= Barratry (admiralty law) =

Gross misconduct by master or crew

In admiralty law, barratry is an act of gross misconduct committed by a master or crew of a vessel resulting in damage to the vessel or its cargo. Such acts may include desertion, illegal scuttling, theft of the ship or cargo, and any act carried out against the best interests of the shipowner.

As the law regards barratry as misconduct against the shipowner (or demise charterer), who is the only party having standing to sue for damages, any affected owners of cargo must normally bring claims against the shipowner (or demise charterer) for breach of contract of carriage in order to receive compensation.

==Description==
Barratry is defined in the Marine Insurance Act 1906 as "every wrongful act wilfully committed by the master or crew to the prejudice of the owner, or, as the case may be, the charterer" and thus usually considered a crime against the ship's owner. Therefore, if the owner himself chooses to wreck the ship, no crime is committed, as the owner has simply destroyed his own property. However, his actions can constitute a crime against any other owners of the ship. Harm to the crew can constitute barratry regardless of who damages the vessel. Throughout the 19th century, U.S. courts struggled to define and understand the law of barratry. Courts have since concluded that negligence alone is not sufficient to qualify as barratry; rather, there must be an intentional act and an intent to defraud. Similarly, deviating from the assigned course does not itself constitute barratry.

Barratry differs from the crime of mutiny in which the crew disobeys the captain of the ship in that in the former case, the crew remains loyal to the captain, who disobeys the owner of the ship.

==Case law==
The U.S. Supreme Court case Patapsco Insurance Company v. Coulter explored the meaning of barratry in detail. In that case, a ship was provisioned to sail to Gibraltar to sell flour, the profits of which were to have been used to purchase goods in Marseille. However, at Gibraltar, a fire started aboard ship and destroying it and the cargo inside. The plaintiffs argued that the crew could have saved the ship but failed to do so. The court ruled that failure to extinguish a fire, even if negligent, does not constitute barratry. Fire was ruled the cause of the cargo's destruction, not barratry, and the insurance company was required to pay.

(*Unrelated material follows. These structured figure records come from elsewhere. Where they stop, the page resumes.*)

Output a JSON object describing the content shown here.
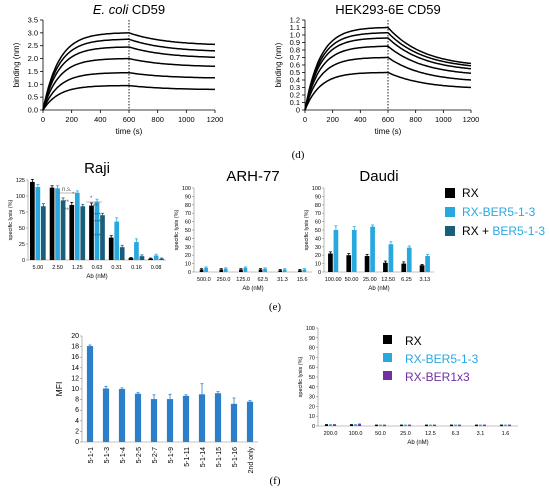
{
  "panels": {
    "d": "(d)",
    "e": "(e)",
    "f": "(f)"
  },
  "colors": {
    "rx": "#000000",
    "ber": "#29a8e0",
    "combo": "#1a5f7a",
    "ber1x3": "#7030a0",
    "mfi_bar": "#2e7fc9",
    "sig_text": "#555555"
  },
  "chart_data": [
    {
      "id": "ecoli",
      "type": "line",
      "title_italic": "E. coli",
      "title_rest": " CD59",
      "xlabel": "time (s)",
      "ylabel": "binding (nm)",
      "xlim": [
        0,
        1200
      ],
      "ylim": [
        0,
        3.5
      ],
      "xticks": [
        0,
        200,
        400,
        600,
        800,
        1000,
        1200
      ],
      "yticks": [
        0.0,
        0.5,
        1.0,
        1.5,
        2.0,
        2.5,
        3.0,
        3.5
      ],
      "ytick_labels": [
        "0.0",
        "0.5",
        "1.0",
        "1.5",
        "2.0",
        "2.5",
        "3.0",
        "3.5"
      ],
      "association_end": 600,
      "series": [
        {
          "plateau": 3.0,
          "end": 2.55
        },
        {
          "plateau": 2.75,
          "end": 2.3
        },
        {
          "plateau": 2.45,
          "end": 2.05
        },
        {
          "plateau": 2.0,
          "end": 1.7
        },
        {
          "plateau": 1.45,
          "end": 1.25
        },
        {
          "plateau": 0.95,
          "end": 0.8
        }
      ]
    },
    {
      "id": "hek",
      "type": "line",
      "title": "HEK293-6E CD59",
      "xlabel": "time (s)",
      "ylabel": "binding (nm)",
      "xlim": [
        0,
        1200
      ],
      "ylim": [
        0,
        1.2
      ],
      "xticks": [
        0,
        200,
        400,
        600,
        800,
        1000,
        1200
      ],
      "yticks": [
        0.0,
        0.1,
        0.2,
        0.3,
        0.4,
        0.5,
        0.6,
        0.7,
        0.8,
        0.9,
        1.0,
        1.1,
        1.2
      ],
      "ytick_labels": [
        "0",
        "0.1",
        "0.2",
        "0.3",
        "0.4",
        "0.5",
        "0.6",
        "0.7",
        "0.8",
        "0.9",
        "1.0",
        "1.1",
        "1.2"
      ],
      "association_end": 600,
      "series": [
        {
          "plateau": 1.1,
          "end": 0.62
        },
        {
          "plateau": 1.03,
          "end": 0.59
        },
        {
          "plateau": 0.96,
          "end": 0.55
        },
        {
          "plateau": 0.85,
          "end": 0.49
        },
        {
          "plateau": 0.7,
          "end": 0.4
        },
        {
          "plateau": 0.5,
          "end": 0.3
        }
      ]
    },
    {
      "id": "raji",
      "type": "bar",
      "title": "Raji",
      "xlabel": "Ab (nM)",
      "ylabel": "specific lysis (%)",
      "ylim": [
        0,
        125
      ],
      "yticks": [
        0,
        25,
        50,
        75,
        100,
        125
      ],
      "categories": [
        "5.00",
        "2.50",
        "1.25",
        "0.63",
        "0.31",
        "0.16",
        "0.08"
      ],
      "series": [
        {
          "key": "rx",
          "values": [
            122,
            113,
            86,
            85,
            35,
            3,
            2
          ],
          "err": [
            4,
            3,
            4,
            4,
            3,
            1,
            1
          ]
        },
        {
          "key": "ber",
          "values": [
            114,
            112,
            105,
            91,
            60,
            28,
            7
          ],
          "err": [
            4,
            4,
            3,
            4,
            6,
            5,
            2
          ]
        },
        {
          "key": "combo",
          "values": [
            84,
            93,
            84,
            70,
            20,
            6,
            2
          ],
          "err": [
            4,
            4,
            3,
            3,
            3,
            2,
            1
          ]
        }
      ],
      "annotations": [
        "n.s.",
        "*",
        "***",
        "***",
        "*",
        "**",
        "***",
        "***",
        "**",
        "***"
      ]
    },
    {
      "id": "arh",
      "type": "bar",
      "title": "ARH-77",
      "xlabel": "Ab (nM)",
      "ylabel": "specific lysis (%)",
      "ylim": [
        0,
        100
      ],
      "yticks": [
        0,
        10,
        20,
        30,
        40,
        50,
        60,
        70,
        80,
        90,
        100
      ],
      "categories": [
        "500.0",
        "250.0",
        "125.0",
        "62.5",
        "31.3",
        "15.6"
      ],
      "series": [
        {
          "key": "rx",
          "values": [
            3,
            3,
            3,
            3,
            2,
            2
          ],
          "err": [
            1,
            1,
            1,
            1,
            1,
            1
          ]
        },
        {
          "key": "ber",
          "values": [
            5,
            4,
            5,
            4,
            3,
            3
          ],
          "err": [
            1,
            1,
            1,
            1,
            1,
            1
          ]
        }
      ]
    },
    {
      "id": "daudi",
      "type": "bar",
      "title": "Daudi",
      "xlabel": "Ab (nM)",
      "ylabel": "specific lysis (%)",
      "ylim": [
        0,
        100
      ],
      "yticks": [
        0,
        10,
        20,
        30,
        40,
        50,
        60,
        70,
        80,
        90,
        100
      ],
      "categories": [
        "100.00",
        "50.00",
        "25.00",
        "12.50",
        "6.25",
        "3.13"
      ],
      "series": [
        {
          "key": "rx",
          "values": [
            22,
            20,
            19,
            11,
            10,
            8
          ],
          "err": [
            2,
            2,
            2,
            2,
            2,
            1
          ]
        },
        {
          "key": "ber",
          "values": [
            50,
            50,
            54,
            33,
            29,
            19
          ],
          "err": [
            5,
            4,
            2,
            3,
            2,
            2
          ]
        }
      ]
    },
    {
      "id": "mfi",
      "type": "bar",
      "xlabel": "",
      "ylabel": "MFI",
      "ylim": [
        0,
        20
      ],
      "yticks": [
        0,
        2,
        4,
        6,
        8,
        10,
        12,
        14,
        16,
        18,
        20
      ],
      "categories": [
        "5-1-1",
        "5-1-3",
        "5-1-4",
        "5-2-5",
        "5-2-7",
        "5-1-9",
        "5-1-11",
        "5-1-14",
        "5-1-15",
        "5-1-16",
        "2nd only"
      ],
      "values": [
        18.1,
        10.1,
        10.0,
        9.1,
        8.1,
        8.1,
        8.7,
        9.0,
        9.2,
        7.2,
        7.6
      ],
      "err": [
        0.2,
        0.4,
        0.2,
        0.2,
        0.8,
        0.9,
        0.2,
        2.0,
        0.3,
        1.1,
        0.2
      ]
    },
    {
      "id": "f2",
      "type": "bar",
      "xlabel": "Ab (nM)",
      "ylabel": "specific lysis (%)",
      "ylim": [
        0,
        100
      ],
      "yticks": [
        0,
        10,
        20,
        30,
        40,
        50,
        60,
        70,
        80,
        90,
        100
      ],
      "categories": [
        "200.0",
        "100.0",
        "50.0",
        "25.0",
        "12.5",
        "6.3",
        "3.1",
        "1.6"
      ],
      "series": [
        {
          "key": "rx",
          "values": [
            1,
            1,
            0.5,
            0.5,
            0.5,
            0.5,
            0.5,
            0.5
          ],
          "err": [
            0.5,
            0.5,
            0.5,
            0.5,
            0.5,
            0.5,
            0.5,
            0.5
          ]
        },
        {
          "key": "ber",
          "values": [
            1,
            1,
            0.5,
            0.5,
            0.5,
            0.5,
            0.5,
            0.5
          ],
          "err": [
            0.5,
            0.5,
            0.5,
            0.5,
            0.5,
            0.5,
            0.5,
            0.5
          ]
        },
        {
          "key": "ber1x3",
          "values": [
            1,
            1.5,
            0.5,
            0.5,
            0.5,
            0.5,
            0.5,
            0.5
          ],
          "err": [
            0.5,
            0.5,
            0.5,
            0.5,
            0.5,
            0.5,
            0.5,
            0.5
          ]
        }
      ]
    }
  ],
  "legend_e": {
    "rx": "RX",
    "ber": "RX-BER5-1-3",
    "combo_prefix": "RX + ",
    "combo_suffix": "BER5-1-3"
  },
  "legend_f": {
    "rx": "RX",
    "ber": "RX-BER5-1-3",
    "ber1x3": "RX-BER1x3"
  }
}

National Union Fire Insurance Co. v. Republic of China et al. considered how the law of barratry applies during periods of civil war and insurrection. In the 1940s, the U.S. had sold 13 ships to the Nationalist government of the Republic of China. In 1949, during the Chinese Civil War, the communist People's Republic of China took control of Mainland China and forced the Nationalist government to flee to Taiwan. Six of the ships were at ports in Mainland China, and a seventh was at sea. The Republic of China ordered all seven ships to set sail for Taiwan, but none of them complied since they chose instead to turn themselves over to the communist People's Republic of China. Although the Republic of China's insurance policy excluded losses from civil war, insurrection, or mutiny, it covered barratry. The court ruled that the ships had been lost to barratry, not mutiny, since the captains themselves had ordered their crews to hoist the flag of Communist China.

==Penalties==
Until 1888, barratry was a capital offense in the United States. Juries routinely refused to convict people of the crime, even if their guilt was obvious, because they did not agree with the death penalty for barratry. That came to a head with the destruction of in 1885. Mary Celeste had become infamous after being discovered adrift in 1872, in good condition, with no one on board. In 1885, her final owner, Captain G. C. Parker, was accused of barratry for deliberately running her aground and burning her off the coast of Haiti and then making an exorbitant insurance claim for a nonexistent cargo. Despite the obvious attempt at insurance fraud and clear evidence of his guilt, five of the twelve jurors refused to convict Parker to avoid condemning him to death. The death penalty for barratry was abolished three years later.

==Barratry in fiction==
- In Tom Clancy's 1984 novel The Hunt for Red October, the character Admiral Foster remarks that the apparent theft of the eponymous Soviet submarine Red October by Captain Marko Ramius and his officers with the intention of defecting with the submarine to the United States, constitutes barratry, and not mutiny.
- In the 1964 movie The Chalk Garden actress Hayley Mills says to a potential governess, “Maitland (the butler, played by her father, the actor John Mills) could [burn the house down one day], but he won't. He's a pyromaniac himself. Did seven years for barratry ...arson at sea".